A: The direction of the inequality sign depends on the operation being performed. For example, if you are adding or subtracting a number, the inequality sign remains the same. However, if you are multiplying or dividing by a negative number, the direction of the inequality sign changes.

Q: What is the difference between a linear inequality and a quadratic inequality?

A: A linear inequality is an inequality that can be written in the form $ax + b > c$ or $ax + b < c$, where $a$, $b$, and $c$ are constants. A quadratic inequality, on the other hand, is an inequality that can be written in the form $ax^2 + bx + c > 0$ or $ax^2 + bx + c < 0$, where $a$, $b$, and $c$ are constants.

Q: How do I solve a quadratic inequality?

A: To solve a quadratic inequality, you can use the following steps:

1. Factor the quadratic expression, if possible.
2. Set each factor equal to zero and solve for the variable.
3. Use a number line or a graph to determine the intervals where the inequality is true.

Q: What is the difference between a strict inequality and a non-strict inequality?

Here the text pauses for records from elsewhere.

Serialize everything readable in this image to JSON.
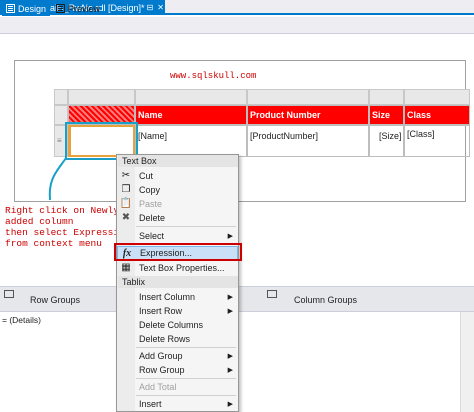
{
  "document_tab": {
    "title": "RptProdDetails_RwNo.rdl [Design]*",
    "pin_icon": "pin-icon",
    "close_icon": "close-icon"
  },
  "view_tabs": [
    {
      "label": "Design",
      "active": true
    },
    {
      "label": "Preview",
      "active": false
    }
  ],
  "report": {
    "url_text": "www.sqlskull.com"
  },
  "tablix": {
    "headers": [
      "",
      "Name",
      "Product Number",
      "Size",
      "Class"
    ],
    "data_row": [
      "",
      "[Name]",
      "[ProductNumber]",
      "[Size]",
      "[Class]"
    ],
    "header_color": "#ff0000"
  },
  "annotation": {
    "lines": [
      "Right click on Newly",
      "added column",
      "then select Expression",
      "from context menu"
    ],
    "color": "#cc0000"
  },
  "groups": {
    "row_groups_title": "Row Groups",
    "column_groups_title": "Column Groups",
    "details_item": "= (Details)"
  },
  "context_menu": {
    "textbox_header": "Text Box",
    "tablix_header": "Tablix",
    "items": {
      "cut": "Cut",
      "copy": "Copy",
      "paste": "Paste",
      "delete": "Delete",
      "select": "Select",
      "expression": "Expression...",
      "textbox_properties": "Text Box Properties...",
      "insert_column": "Insert Column",
      "insert_row": "Insert Row",
      "delete_columns": "Delete Columns",
      "delete_rows": "Delete Rows",
      "add_group": "Add Group",
      "row_group": "Row Group",
      "add_total": "Add Total",
      "insert": "Insert"
    },
    "icons": {
      "cut": "scissors-icon",
      "copy": "copy-icon",
      "paste": "paste-icon",
      "delete": "delete-x-icon",
      "expression": "fx-icon",
      "textbox_properties": "properties-icon"
    },
    "highlight_color": "#cc0000",
    "hover_color": "#c9e0f7"
  }
}
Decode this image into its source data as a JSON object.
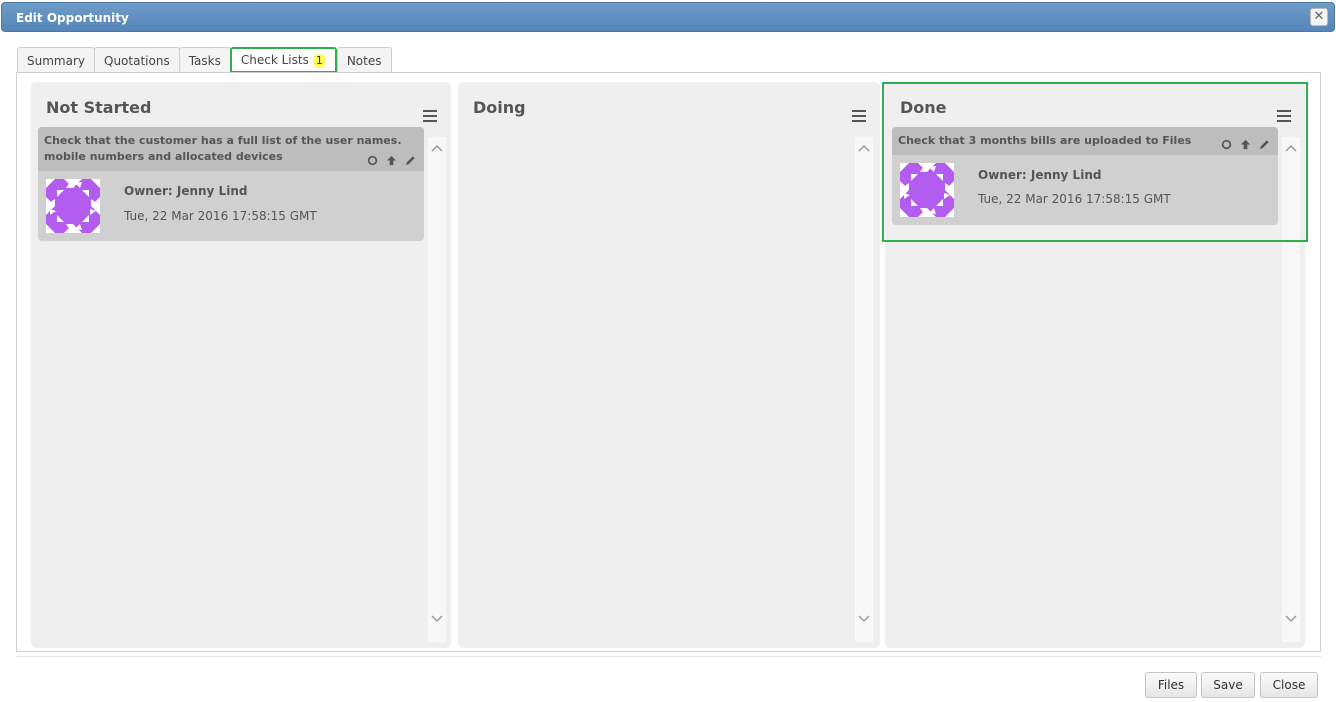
{
  "window": {
    "title": "Edit Opportunity"
  },
  "tabs": [
    {
      "label": "Summary"
    },
    {
      "label": "Quotations"
    },
    {
      "label": "Tasks"
    },
    {
      "label": "Check Lists",
      "badge": "1",
      "active": true
    },
    {
      "label": "Notes"
    }
  ],
  "columns": {
    "not_started": {
      "title": "Not Started",
      "card": {
        "text": "Check that the customer has a full list of the user names. mobile numbers and allocated devices",
        "owner": "Owner: Jenny Lind",
        "date": "Tue, 22 Mar 2016 17:58:15 GMT"
      }
    },
    "doing": {
      "title": "Doing"
    },
    "done": {
      "title": "Done",
      "card": {
        "text": "Check that 3 months bills are uploaded to Files",
        "owner": "Owner: Jenny Lind",
        "date": "Tue, 22 Mar 2016 17:58:15 GMT"
      }
    }
  },
  "footer": {
    "files_label": "Files",
    "save_label": "Save",
    "close_label": "Close"
  },
  "colors": {
    "titlebar": "#5a8bbd",
    "active_tab_outline": "#2eb04f",
    "badge": "#fff95a",
    "avatar": "#b35cf0"
  }
}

A: A strict inequality is an inequality that is written with a strict inequality sign, such as $x > 2$ or $x < 3$. A non-strict inequality, on the other hand, is an inequality that is written with a non-strict inequality sign, such as $x \geq 2$ or $x \leq 3$.

Q: How do I graph an inequality on a number line?

A: To graph an inequality on a number line, you can use the following steps:

1. Draw a number line and mark the point that is equal to the value in the inequality.
2. Use a closed circle to indicate the point that is included in the inequality.
3. Use an open circle to indicate the point that is not included in the inequality.
4. Shade the region to the left or right of the point, depending on the direction of the inequality sign.

Q: What is the difference between a linear programming problem and a quadratic programming problem?

A: A linear programming problem is a problem that involves maximizing or minimizing a linear function subject to a set of linear constraints. A quadratic programming problem, on the other hand, is a problem that involves maximizing or minimizing a quadratic function subject to a set of linear constraints.

Q: How do I solve a linear programming problem?

A: To solve a linear programming problem, you can use the following steps:

1. Write the objective function and the constraints in standard form.
2. Graph the constraints on a coordinate plane.
3. Find the feasible region, which is the region where all the constraints are satisfied.
4. Find the optimal solution, which is the point in the feasible region that maximizes or minimizes the objective function.

Conclusion

In this article, we answered some of the most frequently asked questions about solving inequalities. We covered topics such as linear inequalities, quadratic inequalities, strict inequalities, non-strict inequalities, graphing inequalities on a number line, and linear programming problems. By following the steps outlined in this article, you can solve inequalities with confidence and accuracy.

Tips and Tricks

• Always read the problem carefully and understand what is being asked.
• Use a number line or a graph to visualize the inequality and determine the intervals where the inequality is true.
• Use the distributive property to expand expressions and make them easier to work with.
• Be mindful of the direction of the inequality sign when dividing by a negative number.

Real-World Applications

Inequalities have numerous real-world applications, including:

• Finance: Inequalities are used to calculate interest rates, investment returns, and other financial metrics.
• Science: Inequalities are used to model population growth, chemical reactions, and other scientific phenomena.
• Engineering: Inequalities are used to design and optimize systems, such as bridges, buildings, and electronic circuits.

Final Thoughts

Solving inequalities is a crucial skill in mathematics, and it has numerous real-world applications. By following the steps outlined in this article, you can solve inequalities with confidence and accuracy. Remember to read the problem carefully, use a number line or a graph to visualize the inequality, and be mindful of the direction of the inequality sign when dividing by a negative number. With practice and patience, you'll become proficient in solving inequalities and tackle even the most challenging problems.